Stress Granules May Be Key to ALS and Related Diseases
Scientists at St. Jude Children’s Research Hospital may have unlocked the key to understanding amyotrophic lateral sclerosis (ALS) and other similar diseases of the nervous system. The study, titled “Phase Separation by Low Complexity Domains Promotes Stress Granule Assembly and Drives Pathological Fibrillization,” appeared in the September 24th issue of the journal Cell. The research may ultimately provide new methods for treating ALS.
In ALS (also known as Lou Gehrig’s Disease), nerve cells that control movement progressively die in the brain and spinal cord. This causes muscle weakness, paralysis, and eventually loss of breathing and death. Unfortunately, there is no current cure for the disorder, and very limited treatment options. Research into new possible treatments for the disease is greatly needed.
A region of a specific protein known as hnRNPA1 can become mutated in ALS and other nervous system diseases. hnRNPA1 binds to RNA and can cause the formation of stress granules, which are created when cells are under strain from various factors, potentially having detrimental effects (a stress granule occurs due to a failed attempt of the cell to create a protein from an mRNA).
Led by Amandine Molliex, a graduate student, researchers demonstrated that under specific temperatures as well as salt and protein concentrations, hnRNPA1 can create droplets that resemble stress granules. The protein-rich droplets form through a process known as “liquid phase separation.”
“This study provides the mechanism that links stress granules, toxic fibrils and disease,” remarked principal author, J. Paul Taylor, M.D., Ph.D., a Howard Hughes Medical Institute (HHMI) investigator and chair of the St. Jude Department of Cell and Molecular Biology. “In addition to advancing our understanding of fundamental cell biology, the results have spurred interest in developing drugs that target the stress granule assembly process.”

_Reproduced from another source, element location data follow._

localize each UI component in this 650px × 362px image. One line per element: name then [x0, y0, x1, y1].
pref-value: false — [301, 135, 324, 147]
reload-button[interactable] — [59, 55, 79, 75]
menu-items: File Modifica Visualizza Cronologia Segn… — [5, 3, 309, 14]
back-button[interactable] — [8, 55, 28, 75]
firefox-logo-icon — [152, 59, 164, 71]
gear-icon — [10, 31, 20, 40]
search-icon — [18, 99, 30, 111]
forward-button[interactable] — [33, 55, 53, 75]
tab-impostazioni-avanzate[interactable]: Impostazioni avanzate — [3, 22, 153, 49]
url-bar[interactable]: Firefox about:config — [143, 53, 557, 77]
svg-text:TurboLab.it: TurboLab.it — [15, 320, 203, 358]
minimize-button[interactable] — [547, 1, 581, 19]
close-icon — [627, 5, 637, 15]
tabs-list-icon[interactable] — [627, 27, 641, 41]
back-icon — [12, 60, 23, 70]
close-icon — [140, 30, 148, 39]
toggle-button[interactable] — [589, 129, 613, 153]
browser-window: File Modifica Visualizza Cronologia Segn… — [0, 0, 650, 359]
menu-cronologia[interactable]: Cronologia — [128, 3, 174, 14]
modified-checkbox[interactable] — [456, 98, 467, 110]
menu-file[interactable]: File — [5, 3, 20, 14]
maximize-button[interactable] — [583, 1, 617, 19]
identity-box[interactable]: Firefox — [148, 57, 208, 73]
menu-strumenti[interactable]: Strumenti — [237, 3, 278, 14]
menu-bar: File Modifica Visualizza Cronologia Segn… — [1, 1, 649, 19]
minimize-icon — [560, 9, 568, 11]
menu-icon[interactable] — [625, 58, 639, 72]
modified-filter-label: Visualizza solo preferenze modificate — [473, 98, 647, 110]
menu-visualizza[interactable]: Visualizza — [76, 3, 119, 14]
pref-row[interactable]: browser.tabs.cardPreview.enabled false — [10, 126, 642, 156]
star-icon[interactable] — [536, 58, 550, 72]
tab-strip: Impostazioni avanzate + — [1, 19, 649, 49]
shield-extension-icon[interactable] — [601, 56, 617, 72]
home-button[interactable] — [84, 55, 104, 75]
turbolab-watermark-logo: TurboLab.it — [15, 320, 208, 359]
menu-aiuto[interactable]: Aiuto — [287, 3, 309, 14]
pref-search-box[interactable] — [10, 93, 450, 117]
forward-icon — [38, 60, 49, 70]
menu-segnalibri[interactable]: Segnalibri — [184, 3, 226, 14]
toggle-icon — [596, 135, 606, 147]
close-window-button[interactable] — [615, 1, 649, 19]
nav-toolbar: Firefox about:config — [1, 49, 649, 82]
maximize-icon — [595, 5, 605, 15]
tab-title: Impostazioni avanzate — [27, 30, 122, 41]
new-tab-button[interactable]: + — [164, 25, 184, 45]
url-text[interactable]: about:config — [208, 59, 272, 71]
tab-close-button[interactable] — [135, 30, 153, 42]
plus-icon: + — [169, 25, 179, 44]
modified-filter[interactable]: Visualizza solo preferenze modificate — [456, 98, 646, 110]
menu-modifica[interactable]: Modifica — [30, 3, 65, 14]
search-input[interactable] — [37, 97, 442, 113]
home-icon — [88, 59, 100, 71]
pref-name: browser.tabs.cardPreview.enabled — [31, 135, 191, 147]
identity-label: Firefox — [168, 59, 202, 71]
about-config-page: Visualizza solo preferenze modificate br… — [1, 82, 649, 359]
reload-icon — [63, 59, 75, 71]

The investigators further demonstrated how hnRNPA1 mutations are related to stress granule-like protein droplets, promoting the formation of toxic fibrils which are similar to the toxic amyloid protein fibrils observed in Alzheimer’s disease as well as in other neurological conditions.
The group suggests that stress granules can be reversed at some point, but if they persist it can result in disease and protein fibrilization. The work could lead to some general principals that help guide the development of novel treatments for several different diseases. “Rather than attempting to target each disease-causing mutation, these findings have generated interest in developing drugs that target the stress granule assembly process,” Taylor noted.